Journaux lycéens de l’avant-mai 68 en Aveyron 1966 La nouvelle génération

mardi 26 février 2008.
 

De 1966 à 1968, la montée du mouvement lycéen sur Rodez s’est faufilée pour une bonne part au travers d’une série de huit journaux lycéens diffusés sur cinq établissements à 2500 exemplaires. Le Comité d’Action Interlycées qui servira en Mai 68 de premier cadre d’auto-organisation et d’affirmation collective dans la presse, les meetings, les relations unitaires... a été fondé par le Comité de rédaction du journal.

Pour l’essentiel, ce sont les mêmes lycéens qui ont animé le mouvement des Comités d’Action Lycéens d’avant 68 et le journal, mais ce dernier joue un rôle vis à vis de tout le milieu des élèves, rendant compte de leurs revendications et aspirations, des clubs para-scolaires, des rencontres sportives... Indépendamment du choix effectué par les élèves, certaines administrations étaient tellement tatillonnes sur chaque article que le contenu politique ne pouvait qu’être limité. Nous étions dépendants de celles-ci pour la réalisation technique (les photocopieurs n’existaient pas) et même pour tenir nos réunions ( autorisations de sortie, car nous étions internes dans des établissements différents).

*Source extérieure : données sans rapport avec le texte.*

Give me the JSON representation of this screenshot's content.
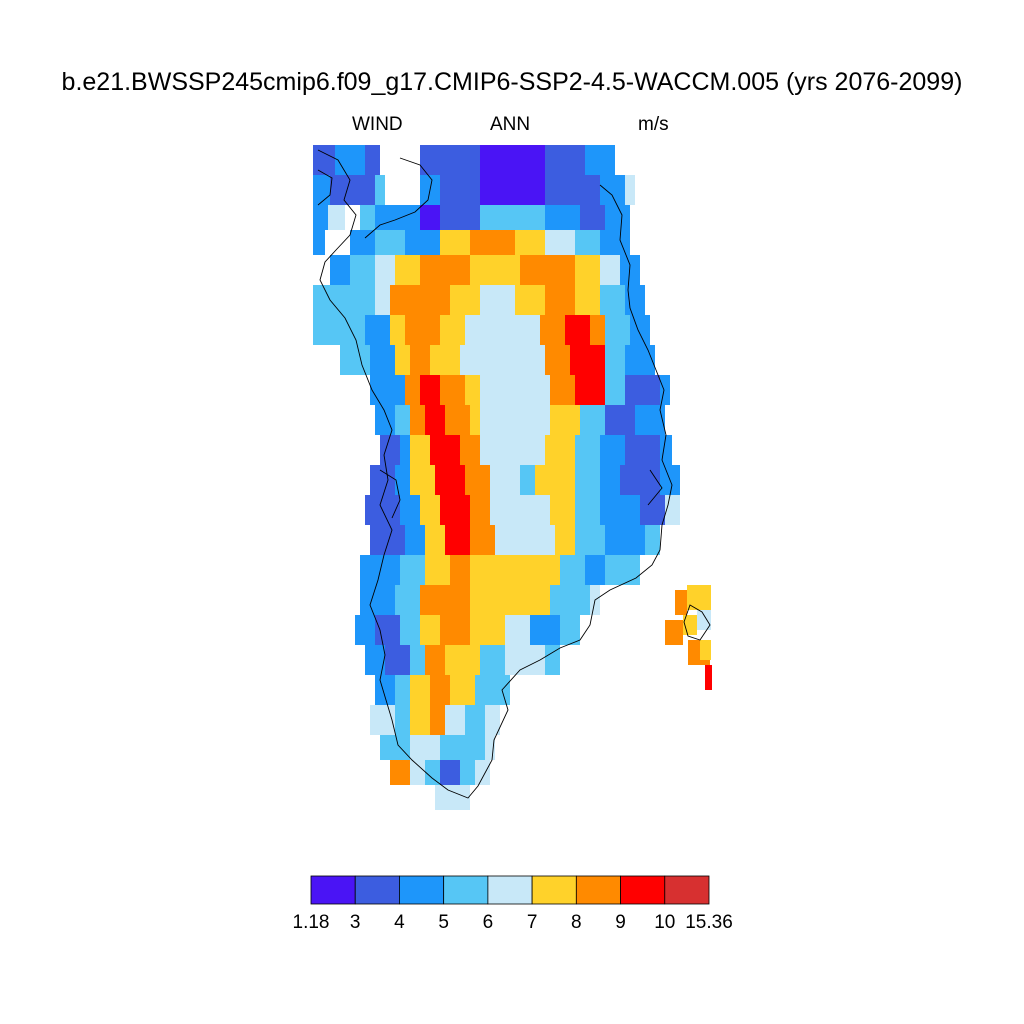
{
  "title": "b.e21.BWSSP245cmip6.f09_g17.CMIP6-SSP2-4.5-WACCM.005 (yrs 2076-2099)",
  "variable": "WIND",
  "season": "ANN",
  "units": "m/s",
  "colorbar": {
    "levels": [
      "1.18",
      "3",
      "4",
      "5",
      "6",
      "7",
      "8",
      "9",
      "10",
      "15.36"
    ],
    "colors": [
      "#4a14f5",
      "#3c5de0",
      "#1e96fa",
      "#56c6f5",
      "#c8e8f8",
      "#ffd22a",
      "#ff8a00",
      "#ff0000",
      "#d73030"
    ]
  },
  "coastline_color": "#000000"
}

Malgré ces limites, je crois l’histoire de ces journaux intéressante à conter.

1) 1966 : La voix du lycée et La nouvelle génération

Le milieu lycéen n’était pas plus politisé en 1966 qu’aujourd’hui ; loin de là. Par contre, la rigidité des règlements d’internat créait parfois une animosité collective.

En 66, j’étais interne et revenais chez mes parents une fois par demi-trimestre. Dans un tel contexte, le lycée devient sa deuxième maison et d’autres élèves ( connus depuis la sixième) sa deuxième famille. Le film Mourir à trente ans de Romain Goupil commence par ses amis de la bande des coyotes. Sur Rodez, mon souvenir des années 60 est inséparable de notre petite équipe de foot devenue une bande d’amis avant de contribuer à animer les Comités d’Action Lycéens.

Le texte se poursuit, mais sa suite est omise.